Um problema de pressurização, só por si, tem uma implicação: redução de oxigénio no ar, e consequente degradação da respiração e hipoxia. As cabines dos aviões a jato normalmente têm a pressão equivalente a 8000 pés (ou seja, como se uma pessoa estivesse 600 metros a-c-i-m-a do Pico Ruivo, e a razão pela qual as garrafas de água se expandem e os pés incham). Voando a 6000 pés, isso deixa de ser um problema, mas o voo a baixa altitude implica maior consumo de combustível (resistência ao ar), e velocidade limitada a 250 nós (grosso modo, metade do normal). Contas que qualquer piloto sabe até fazer de cabeça, mas que o sistema de Flight Management computorizado calcula à milésima.

Supostamente terão tido um “tail strike” à descolagem, i. e., a cauda tocar na pista antes do avião sair do solo. O perigo de acidente numa situação dessas é virtualmente nulo, ao contrário da aterragem. É possível até que os pilotos nem tenham sentido nada, e apenas se vislumbre um risco de tinta no chão, e a recíproca falha na chapa. Também é possível que tenha aparecido no cockpit um alarme de não pressurização (e até sem que esse problema existisse), e por precaução a tripulação decidiu não arriscar. O caso do 737 “fantasma” de Helios que caiu na Grécia após todos a abordo ficarem incapacitados por hipoxia, ainda paira. Mas sem relatório não vale a pena dimensionar a relação causa-efeito.
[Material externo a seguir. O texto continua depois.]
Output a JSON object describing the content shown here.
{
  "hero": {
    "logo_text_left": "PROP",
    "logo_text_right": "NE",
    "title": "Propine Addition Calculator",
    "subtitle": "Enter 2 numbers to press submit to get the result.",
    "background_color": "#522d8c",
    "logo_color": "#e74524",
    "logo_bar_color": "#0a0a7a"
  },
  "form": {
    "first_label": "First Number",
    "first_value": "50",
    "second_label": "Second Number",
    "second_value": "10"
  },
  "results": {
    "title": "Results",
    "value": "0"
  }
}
Há que esclarecer que falha na pressurização é totalmente diferente de despressurização. A primeira significa, tipicamente, que o avião foi subindo em altitude, e não conseguiu manter a pressão dentro da cabine, ao passo que a exterior descia. Os sistemas de pressurização dos aviões desviam ar quente de dentro do motor, arrefecem-no, comprimem-no, e fazem-no circular dentro da cabine. Já uma despressurização em voo costuma ser violenta, é o que acontece quando rebenta um dispositivo explosivo a bordo, vide o Boeing 747 da Pan Am sobre Lockerbie. Ou quando uma falha de desenho fez abrir porta do porão do DC-10 da Turkish Airlines, após descolar Paris. O ar é todo sugado para o exterior, caiem as máscaras de O2, as pessoas asfixiam, e o tempo de consciência passa a segundos, especialmente para os fumadores. Um buraco de 1m2 na fuselagem é muitas vezes suficiente para criar uma falha estrutural e o avião se desintegrar. Em termos práticos é a mesma coisa que furar um balão.
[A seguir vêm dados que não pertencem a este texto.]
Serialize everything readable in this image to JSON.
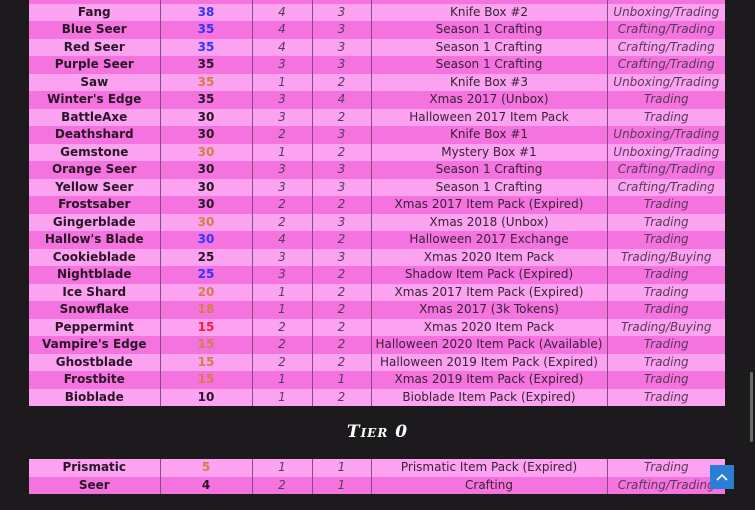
{
  "colors": {
    "blue": "#3434ff",
    "orange": "#d57d48",
    "red": "#ff1a3a",
    "dark": "#2a1628"
  },
  "tier1_rows": [
    {
      "name": "",
      "value": "",
      "c3": "",
      "c4": "",
      "source": "",
      "method": "",
      "color": "dark"
    },
    {
      "name": "Fang",
      "value": "38",
      "c3": "4",
      "c4": "3",
      "source": "Knife Box #2",
      "method": "Unboxing/Trading",
      "color": "blue"
    },
    {
      "name": "Blue Seer",
      "value": "35",
      "c3": "4",
      "c4": "3",
      "source": "Season 1 Crafting",
      "method": "Crafting/Trading",
      "color": "blue"
    },
    {
      "name": "Red Seer",
      "value": "35",
      "c3": "4",
      "c4": "3",
      "source": "Season 1 Crafting",
      "method": "Crafting/Trading",
      "color": "blue"
    },
    {
      "name": "Purple Seer",
      "value": "35",
      "c3": "3",
      "c4": "3",
      "source": "Season 1 Crafting",
      "method": "Crafting/Trading",
      "color": "dark"
    },
    {
      "name": "Saw",
      "value": "35",
      "c3": "1",
      "c4": "2",
      "source": "Knife Box #3",
      "method": "Unboxing/Trading",
      "color": "orange"
    },
    {
      "name": "Winter's Edge",
      "value": "35",
      "c3": "3",
      "c4": "4",
      "source": "Xmas 2017 (Unbox)",
      "method": "Trading",
      "color": "dark"
    },
    {
      "name": "BattleAxe",
      "value": "30",
      "c3": "3",
      "c4": "2",
      "source": "Halloween 2017 Item Pack",
      "method": "Trading",
      "color": "dark"
    },
    {
      "name": "Deathshard",
      "value": "30",
      "c3": "2",
      "c4": "3",
      "source": "Knife Box #1",
      "method": "Unboxing/Trading",
      "color": "dark"
    },
    {
      "name": "Gemstone",
      "value": "30",
      "c3": "1",
      "c4": "2",
      "source": "Mystery Box #1",
      "method": "Unboxing/Trading",
      "color": "orange"
    },
    {
      "name": "Orange Seer",
      "value": "30",
      "c3": "3",
      "c4": "3",
      "source": "Season 1 Crafting",
      "method": "Crafting/Trading",
      "color": "dark"
    },
    {
      "name": "Yellow Seer",
      "value": "30",
      "c3": "3",
      "c4": "3",
      "source": "Season 1 Crafting",
      "method": "Crafting/Trading",
      "color": "dark"
    },
    {
      "name": "Frostsaber",
      "value": "30",
      "c3": "2",
      "c4": "2",
      "source": "Xmas 2017 Item Pack (Expired)",
      "method": "Trading",
      "color": "dark"
    },
    {
      "name": "Gingerblade",
      "value": "30",
      "c3": "2",
      "c4": "3",
      "source": "Xmas 2018 (Unbox)",
      "method": "Trading",
      "color": "orange"
    },
    {
      "name": "Hallow's Blade",
      "value": "30",
      "c3": "4",
      "c4": "2",
      "source": "Halloween 2017 Exchange",
      "method": "Trading",
      "color": "blue"
    },
    {
      "name": "Cookieblade",
      "value": "25",
      "c3": "3",
      "c4": "3",
      "source": "Xmas 2020 Item Pack",
      "method": "Trading/Buying",
      "color": "dark"
    },
    {
      "name": "Nightblade",
      "value": "25",
      "c3": "3",
      "c4": "2",
      "source": "Shadow Item Pack (Expired)",
      "method": "Trading",
      "color": "blue"
    },
    {
      "name": "Ice Shard",
      "value": "20",
      "c3": "1",
      "c4": "2",
      "source": "Xmas 2017 Item Pack (Expired)",
      "method": "Trading",
      "color": "orange"
    },
    {
      "name": "Snowflake",
      "value": "18",
      "c3": "1",
      "c4": "2",
      "source": "Xmas 2017 (3k Tokens)",
      "method": "Trading",
      "color": "orange"
    },
    {
      "name": "Peppermint",
      "value": "15",
      "c3": "2",
      "c4": "2",
      "source": "Xmas 2020 Item Pack",
      "method": "Trading/Buying",
      "color": "red"
    },
    {
      "name": "Vampire's Edge",
      "value": "15",
      "c3": "2",
      "c4": "2",
      "source": "Halloween 2020 Item Pack (Available)",
      "method": "Trading",
      "color": "orange"
    },
    {
      "name": "Ghostblade",
      "value": "15",
      "c3": "2",
      "c4": "2",
      "source": "Halloween 2019 Item Pack (Expired)",
      "method": "Trading",
      "color": "orange"
    },
    {
      "name": "Frostbite",
      "value": "15",
      "c3": "1",
      "c4": "1",
      "source": "Xmas 2019 Item Pack (Expired)",
      "method": "Trading",
      "color": "orange"
    },
    {
      "name": "Bioblade",
      "value": "10",
      "c3": "1",
      "c4": "2",
      "source": "Bioblade Item Pack (Expired)",
      "method": "Trading",
      "color": "dark"
    }
  ],
  "tier0_heading": "Tier 0",
  "tier0_rows": [
    {
      "name": "Prismatic",
      "value": "5",
      "c3": "1",
      "c4": "1",
      "source": "Prismatic Item Pack (Expired)",
      "method": "Trading",
      "color": "orange"
    },
    {
      "name": "Seer",
      "value": "4",
      "c3": "2",
      "c4": "1",
      "source": "Crafting",
      "method": "Crafting/Trading",
      "color": "dark"
    }
  ],
  "icons": {
    "scroll_top": "chevron-up-icon"
  }
}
Não foi este o caso no voo da Transavia, e deverão ter decidido divergir para um sítio onde haveria serviços de manutenção, que não estariam disponíveis em Porto Santo. Aterrar leve é uma virtude quando há suspeita de danos estruturais, e os 737 não têm capacidade de fuel dump (despejar combustível, abrindo uma válvula). Portanto, entre ficar às voltas a queimar fuel para aterrar de novo na Madeira, o que poderia levar horas, poderão ter optado por fazê-lo em rota, seguindo para Faro.

A razão que poderá ter levado a que ficasse pouco tempo no solo em Faro, é ter sido falso alarme na pressurização, o tail strike ter levado apenas tinta, ou ter sido reparado qualquer eventual problema. Ou qualquer combinação das três razões, ou outra ainda. Reportou-se que a Força Aérea Portuguesa teria ido assistir na visualização exterior para identificação de possíveis danos, o que seria motivo de orgulho para todos nós, sem dúvida.

Mas, mais uma vez, esperemos pelo relatório de investigação do Gabinete de Prevenção e Investigação de Acidentes com Aeronaves e Acidentes Ferroviários (GPIAAF), evitando especular demasiado sob factos que ainda não são conhecidos, ou replicando rumores infundados.